Whether it’s a Cinco de Mayo celebration or just a Tuesday night, these Taco Cheeseburgers are the perfect way to celebrate. They are piled high with my favorite Mexican ingredients to create the perfect flavor and texture bomb.
I’ve had this idea rolling around my head for quite some time now and once again, I’m mad at myself for taking so long to actually bring it to fruition. I mean, tacos and burgers are among the best food creations of all time so I’m not surprised that combining them was a major success. And with Cinco de Mayo next Friday I figured this was the best time to share them.
We aren’t going to be home for Cinco de Mayo so we had an early celebration with these Taco Cheeseburgers and homemade salsa for chip dipping. I finally found a homemade salsa recipe I love (with some tweaks) from the most recent issue of Food Network Magazine so maybe that’ll come soon.
Back to the taco cheeseburgers. I started with a combination of ground beef and ground chorizo. Because chorizo is so soft, you have to be careful flipping these as they can crumble easily.
Once the patties were formed I drizzled them with a little olive oil then rubbed them with my homemade taco seasoning. It’s incredibly easy to mix up a big batch so you always have it on hand. It uses basic spices so I’m betting most of you will have the necessary ingredients in your pantry.
The burgers are topped with melty pepper jack and a tasty avocado crema that consists of a mashed avocado, a couple spoonfuls of sour cream and a squeeze of lime. It’s super simple and adds a nice creaminess to the burger. Lastly, lettuce, tomato and my favorite part, tortilla strips top the burger to add the final taco touches.

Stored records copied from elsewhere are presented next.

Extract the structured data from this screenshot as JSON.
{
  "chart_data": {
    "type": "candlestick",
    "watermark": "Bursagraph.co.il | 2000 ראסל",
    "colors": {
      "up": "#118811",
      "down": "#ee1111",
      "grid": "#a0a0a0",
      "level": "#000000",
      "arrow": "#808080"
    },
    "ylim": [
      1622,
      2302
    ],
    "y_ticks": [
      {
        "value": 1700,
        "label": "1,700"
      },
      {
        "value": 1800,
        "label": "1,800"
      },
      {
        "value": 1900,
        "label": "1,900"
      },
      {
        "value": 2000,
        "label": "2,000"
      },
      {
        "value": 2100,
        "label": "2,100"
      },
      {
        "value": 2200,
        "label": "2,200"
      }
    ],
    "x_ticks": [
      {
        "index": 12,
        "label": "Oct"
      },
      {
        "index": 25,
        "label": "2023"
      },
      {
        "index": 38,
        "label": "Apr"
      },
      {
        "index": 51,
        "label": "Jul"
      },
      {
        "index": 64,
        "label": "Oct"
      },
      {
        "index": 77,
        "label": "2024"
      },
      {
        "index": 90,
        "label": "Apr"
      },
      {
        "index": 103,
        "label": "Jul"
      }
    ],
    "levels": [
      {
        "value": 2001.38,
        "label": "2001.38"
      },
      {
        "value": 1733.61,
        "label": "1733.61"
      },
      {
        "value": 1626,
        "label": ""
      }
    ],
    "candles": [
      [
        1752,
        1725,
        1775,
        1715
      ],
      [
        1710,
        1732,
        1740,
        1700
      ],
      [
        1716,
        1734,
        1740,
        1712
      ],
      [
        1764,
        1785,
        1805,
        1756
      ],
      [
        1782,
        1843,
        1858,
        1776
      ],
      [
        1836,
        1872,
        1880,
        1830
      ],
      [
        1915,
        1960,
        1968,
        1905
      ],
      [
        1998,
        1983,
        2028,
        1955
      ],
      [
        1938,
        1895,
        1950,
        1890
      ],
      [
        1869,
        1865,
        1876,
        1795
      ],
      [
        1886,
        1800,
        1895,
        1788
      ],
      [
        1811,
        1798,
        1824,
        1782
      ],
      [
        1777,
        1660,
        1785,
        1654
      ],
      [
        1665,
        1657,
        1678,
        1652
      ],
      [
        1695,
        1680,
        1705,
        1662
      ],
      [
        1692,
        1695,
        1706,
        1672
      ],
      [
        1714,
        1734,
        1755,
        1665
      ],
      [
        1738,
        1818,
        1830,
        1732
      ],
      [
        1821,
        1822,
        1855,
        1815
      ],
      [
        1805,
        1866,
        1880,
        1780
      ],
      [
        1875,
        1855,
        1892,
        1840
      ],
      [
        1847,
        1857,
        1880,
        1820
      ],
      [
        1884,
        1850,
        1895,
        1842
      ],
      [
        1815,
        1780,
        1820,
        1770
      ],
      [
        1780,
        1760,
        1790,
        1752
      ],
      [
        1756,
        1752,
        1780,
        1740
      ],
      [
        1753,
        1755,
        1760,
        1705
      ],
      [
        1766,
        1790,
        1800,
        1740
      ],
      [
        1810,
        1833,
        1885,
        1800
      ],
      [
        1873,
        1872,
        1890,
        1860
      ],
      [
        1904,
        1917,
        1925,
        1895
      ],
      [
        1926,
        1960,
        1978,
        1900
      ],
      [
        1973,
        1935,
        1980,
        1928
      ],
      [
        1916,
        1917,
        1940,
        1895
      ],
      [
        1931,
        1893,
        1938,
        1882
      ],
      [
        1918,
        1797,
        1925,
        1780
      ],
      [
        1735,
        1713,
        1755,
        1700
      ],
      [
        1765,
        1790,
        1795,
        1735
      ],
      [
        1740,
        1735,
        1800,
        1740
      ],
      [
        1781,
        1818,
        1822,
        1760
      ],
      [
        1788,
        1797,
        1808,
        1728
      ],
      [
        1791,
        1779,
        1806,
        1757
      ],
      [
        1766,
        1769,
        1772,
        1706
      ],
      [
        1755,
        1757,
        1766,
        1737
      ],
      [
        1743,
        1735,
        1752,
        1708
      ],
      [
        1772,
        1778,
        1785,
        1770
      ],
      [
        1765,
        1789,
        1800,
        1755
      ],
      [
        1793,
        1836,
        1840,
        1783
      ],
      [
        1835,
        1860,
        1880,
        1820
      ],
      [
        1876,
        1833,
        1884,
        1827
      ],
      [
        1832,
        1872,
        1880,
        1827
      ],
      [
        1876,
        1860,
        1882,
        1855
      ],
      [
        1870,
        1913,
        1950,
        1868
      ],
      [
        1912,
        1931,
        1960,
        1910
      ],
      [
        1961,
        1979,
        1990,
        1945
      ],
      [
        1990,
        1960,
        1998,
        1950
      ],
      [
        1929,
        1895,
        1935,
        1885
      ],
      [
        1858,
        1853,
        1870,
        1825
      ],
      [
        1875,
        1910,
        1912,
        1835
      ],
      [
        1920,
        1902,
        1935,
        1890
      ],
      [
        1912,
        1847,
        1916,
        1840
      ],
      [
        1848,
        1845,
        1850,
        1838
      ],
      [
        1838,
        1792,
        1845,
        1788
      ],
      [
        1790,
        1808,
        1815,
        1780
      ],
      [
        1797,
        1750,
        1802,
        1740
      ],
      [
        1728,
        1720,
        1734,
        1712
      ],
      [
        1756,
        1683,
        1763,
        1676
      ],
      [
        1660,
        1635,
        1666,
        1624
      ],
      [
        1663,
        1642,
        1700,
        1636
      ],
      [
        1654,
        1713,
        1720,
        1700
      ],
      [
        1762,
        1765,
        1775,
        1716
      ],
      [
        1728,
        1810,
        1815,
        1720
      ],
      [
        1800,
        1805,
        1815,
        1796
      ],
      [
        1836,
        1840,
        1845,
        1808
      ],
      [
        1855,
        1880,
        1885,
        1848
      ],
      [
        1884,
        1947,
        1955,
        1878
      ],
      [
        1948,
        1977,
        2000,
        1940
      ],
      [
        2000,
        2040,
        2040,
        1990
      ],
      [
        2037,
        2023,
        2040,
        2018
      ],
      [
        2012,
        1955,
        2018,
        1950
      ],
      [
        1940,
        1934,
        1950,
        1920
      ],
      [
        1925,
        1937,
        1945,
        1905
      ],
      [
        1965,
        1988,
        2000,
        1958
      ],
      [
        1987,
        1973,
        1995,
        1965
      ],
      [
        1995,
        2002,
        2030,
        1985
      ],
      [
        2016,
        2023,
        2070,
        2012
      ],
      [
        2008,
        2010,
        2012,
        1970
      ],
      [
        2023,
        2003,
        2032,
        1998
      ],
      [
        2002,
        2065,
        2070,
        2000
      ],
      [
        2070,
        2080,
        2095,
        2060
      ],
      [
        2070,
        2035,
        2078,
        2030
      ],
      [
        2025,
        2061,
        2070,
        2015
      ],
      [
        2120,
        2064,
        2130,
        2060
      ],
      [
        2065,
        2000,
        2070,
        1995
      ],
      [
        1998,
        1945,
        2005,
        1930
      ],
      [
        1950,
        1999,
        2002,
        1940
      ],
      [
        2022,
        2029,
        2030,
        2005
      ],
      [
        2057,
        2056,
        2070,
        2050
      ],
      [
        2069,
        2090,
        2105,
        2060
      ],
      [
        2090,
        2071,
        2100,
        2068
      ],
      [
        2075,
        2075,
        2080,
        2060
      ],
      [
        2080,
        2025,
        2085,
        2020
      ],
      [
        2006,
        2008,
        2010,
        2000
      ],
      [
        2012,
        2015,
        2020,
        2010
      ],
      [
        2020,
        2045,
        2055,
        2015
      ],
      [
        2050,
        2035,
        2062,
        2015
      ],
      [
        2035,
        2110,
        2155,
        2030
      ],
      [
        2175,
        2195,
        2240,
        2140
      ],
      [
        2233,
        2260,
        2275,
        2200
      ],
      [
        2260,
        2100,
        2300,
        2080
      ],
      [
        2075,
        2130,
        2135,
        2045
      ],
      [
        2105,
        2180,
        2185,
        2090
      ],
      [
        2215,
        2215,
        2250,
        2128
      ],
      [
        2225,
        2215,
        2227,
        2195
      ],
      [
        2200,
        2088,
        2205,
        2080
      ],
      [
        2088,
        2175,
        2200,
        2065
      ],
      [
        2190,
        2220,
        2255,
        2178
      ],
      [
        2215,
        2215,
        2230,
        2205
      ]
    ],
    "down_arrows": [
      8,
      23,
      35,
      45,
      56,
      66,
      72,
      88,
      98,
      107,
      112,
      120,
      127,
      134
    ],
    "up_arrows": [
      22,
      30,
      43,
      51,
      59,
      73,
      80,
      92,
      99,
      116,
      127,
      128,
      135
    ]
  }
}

Only I would find a legitimate reason to top a burger with chips. And I’m not sorry about it. They add the perfect crunchy contrast to the creamy avocado crema which helps tame down the spiciness of the chorizo. See, it all works together friends. Perfect taco burger goodness.
- 1/4 cup sour cream
- 1 avocado
- Juice of 1/2 lime
- 1/4 tsp. kosher salt
- 1 lb. ground beef (85/15)
- 9 oz. ground pork chorizo
- 4 Tbsp. taco seasoning
- 1 cup shredded pepper jack
- 4 burger buns
- Shredded lettuce
- Sliced tomato
- Tortilla strips
To make avocado crema: mash avocado until smooth. Stir in sour cream, lime juice and salt. Set aside.
In a large bowl, combine the ground beef and chorizo. Form into 4 patties and rub lightly with olive oil. Sprinkle each side with 1/2 tablespoon taco seasoning. Grill until cooked through (be careful when flipping as they may fall apart easily). Top each burger with 1/4 cup pepper jack and allow to melt.
Place buns on grill to toast. Place burgers on bottom buns. On the top bun spread with avocado crema then top with lettuce, tomato and tortilla strips.